Denial of Women Farmers to Agricultural Productive Land the cause of Food Insecurity-WMD


     
A research conducted in the West Mamprusi District of the Northern region has revealed that one of the major factors contributing to household food insecurity problem in the area is the denial of smallholder women farmers to agricultural productive land. 

The research findings which  was made known at a sensitization forum organized at the Tikarinongu community in the District, attracted stakeholders including traditional authorities, opinion leaders, women and youth groups, local authorities among others. 

The research conducted by the Tikarinongu Cooperative Farmers and Marketing Union at the Tikarinongu community, one of the communities in the District with funding support from the Business Sector Advocacy Challenged BUSAC Fund was aimed at addressing the challenges confronting smallholder rural women farmers in the White Volta basin in the West Mamprusi District of the Northern Region of Ghana. 

The Tikarinongu Cooperative Farmers and Marketing Union is a predominantly women group mainly into farming and other agribusiness in the area. 

The research which pointed out that by gender, most of the fertile  farmlands are owned and controlled by the male family heads of the various communities , stressed that women only depended  on marginal and infertile  lands which have been abandoned  by their male counter parts for farming. 

This, the research noted, affected   the size of smallholder rural women farmers’ farms and variety of crops in the area leading to the food insecurity in   many of the households in the community.  

It also cited that most of the smallholder rural women farmers in the area also lacked access to credit facility, labor, traction services as well as general agricultural advisory services such as agriculture extension services. 

The research indicated that women in the communities are not considered when it comes to decision-making process pertaining to the land inheritance, stated that apart from the denial of women access to agricultural productive lands, other group members whose families do not have land at the river site cannot farm there. 

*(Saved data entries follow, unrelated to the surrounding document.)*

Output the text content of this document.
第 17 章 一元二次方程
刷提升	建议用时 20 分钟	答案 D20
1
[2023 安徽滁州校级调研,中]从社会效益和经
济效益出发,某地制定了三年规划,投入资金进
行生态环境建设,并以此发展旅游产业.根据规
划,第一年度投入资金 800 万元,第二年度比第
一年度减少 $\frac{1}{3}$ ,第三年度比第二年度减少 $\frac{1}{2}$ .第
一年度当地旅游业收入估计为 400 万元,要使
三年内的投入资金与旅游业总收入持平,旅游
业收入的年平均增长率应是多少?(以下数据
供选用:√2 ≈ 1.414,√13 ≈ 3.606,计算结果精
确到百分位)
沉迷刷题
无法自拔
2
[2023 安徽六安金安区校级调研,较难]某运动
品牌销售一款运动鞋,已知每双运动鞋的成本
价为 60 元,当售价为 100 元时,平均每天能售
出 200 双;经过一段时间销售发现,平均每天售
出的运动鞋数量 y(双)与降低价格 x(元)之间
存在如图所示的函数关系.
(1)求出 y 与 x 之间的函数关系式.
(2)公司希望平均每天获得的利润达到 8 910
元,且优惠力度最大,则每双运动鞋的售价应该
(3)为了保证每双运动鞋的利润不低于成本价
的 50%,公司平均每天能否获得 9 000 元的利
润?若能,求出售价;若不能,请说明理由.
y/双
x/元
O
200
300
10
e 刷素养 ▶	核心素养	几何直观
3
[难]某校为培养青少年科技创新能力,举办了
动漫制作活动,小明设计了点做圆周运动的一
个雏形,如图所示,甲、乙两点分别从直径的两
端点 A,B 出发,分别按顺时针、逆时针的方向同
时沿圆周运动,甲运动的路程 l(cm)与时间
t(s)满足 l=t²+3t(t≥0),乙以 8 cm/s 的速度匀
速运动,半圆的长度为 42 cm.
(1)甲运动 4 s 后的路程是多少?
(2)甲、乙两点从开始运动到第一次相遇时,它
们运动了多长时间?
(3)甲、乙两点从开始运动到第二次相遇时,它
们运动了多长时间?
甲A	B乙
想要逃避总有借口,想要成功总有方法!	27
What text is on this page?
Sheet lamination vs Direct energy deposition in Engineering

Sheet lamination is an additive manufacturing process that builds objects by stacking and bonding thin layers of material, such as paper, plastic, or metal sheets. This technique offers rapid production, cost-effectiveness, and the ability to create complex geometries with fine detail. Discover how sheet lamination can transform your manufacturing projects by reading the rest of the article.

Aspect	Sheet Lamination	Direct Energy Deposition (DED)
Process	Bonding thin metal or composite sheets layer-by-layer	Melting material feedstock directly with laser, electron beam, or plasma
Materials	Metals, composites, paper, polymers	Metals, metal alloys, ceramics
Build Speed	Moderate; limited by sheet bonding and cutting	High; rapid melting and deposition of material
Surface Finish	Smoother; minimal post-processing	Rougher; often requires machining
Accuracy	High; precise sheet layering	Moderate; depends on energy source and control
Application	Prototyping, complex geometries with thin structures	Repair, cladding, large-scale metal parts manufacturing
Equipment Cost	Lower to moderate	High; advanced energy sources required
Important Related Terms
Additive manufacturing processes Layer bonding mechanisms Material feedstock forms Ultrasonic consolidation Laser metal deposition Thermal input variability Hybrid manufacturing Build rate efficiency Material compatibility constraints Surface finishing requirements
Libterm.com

It recommended the need for advocacy and sensitization programmes to be carried out in the communities targeting traditional authorities, opinion leaders, local authorities, Civil Society Organizations, Women groups among others to ensure that smallholder rural women farmers gain  access to productive lands as well as  government’s agriculture policies and programmes particularly on agriculture extension, credit facilities, and good record keeping.